What Makes A Good Real Estate Photo?

March 31st, 2014

I have a difficult time explaining what I do for a living. I'm a real estate photographer. I know that doesn't seem complicated, but it is. You see, there are a lot of real estate photos out there that are less than beautiful. OK, many of them are downright horrible. Which reflects poorly on all of us who choose to do this for a profession. For example, when I meet someone new and they ask what I do for a living, it usually goes something like this:

“I'm a photographer.”
“Oh! What a great job! What do you shoot?”
“I'm an architectural photographer. I shoot homes.”
“For magazines?”
“For real estate.”
“Oh. Excuse me, I think that's my old college roommate over there. . . .”

But the thing is, I love what I do for a living. I'm actually quite passionate about it. I've always been interested in architecture and home design – even as a teenager when all my friends were reading Glamour and Cosmopolitan, I was reading Metropolitan Home (RIP.) To this day I spend more on shelter magazines than I do on food. (Restaurants don't count.) So I have an idea in my head of what a photo of the interior of a house should look like. And that goal, that desire to make my photos as beautiful as possible so that the homeowner can be proud of their space and I can be proud of my work, is what drives me.

Yes, I'm a professional photographer (one who's fortunate enough to work with Cynthia Paggie, our incredibly talented stager.) I shoot a home so that the best parts shine and that the rooms that maybe need work are not front and center.
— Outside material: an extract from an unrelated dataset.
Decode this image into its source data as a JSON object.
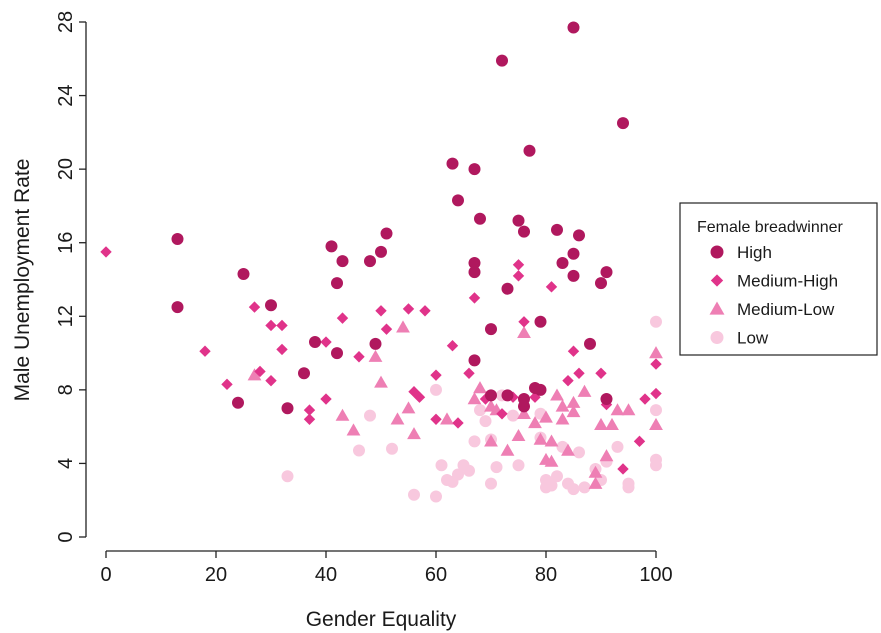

I remove clutter and move furniture and objects so that the viewer's eye looks at what I want it to see. Shots are composed to tell the story of the home, the moments that may be experienced there. Editing is done with a ruthless eye, straightening walls and working with light so that an amazing outdoor view is seen. I spend hours upon hours on each house making sure it's seen in the best light. But above all of the time and the technique is just this: I truly care.

If I'm going to spend the time creating something, I'm going to make it as beautiful as possible. While my ego has no small part to play in this, bigger than that is my respect for the house and the people who love it.  I believe a house is more than just a physical structure. It's the holder of all that is important to us in the world, physically and symbolically. Being invited into people's homes to take photos, especially during an often emotional time, is an honor. My hope is that I can express my gratitude and pleasure through my photos. If the end result is the homeowner falling in love with their home again, that brings me tremendous satisfaction. If the homeowner AND a buyer fall in love with the home, then I have truly done my job well.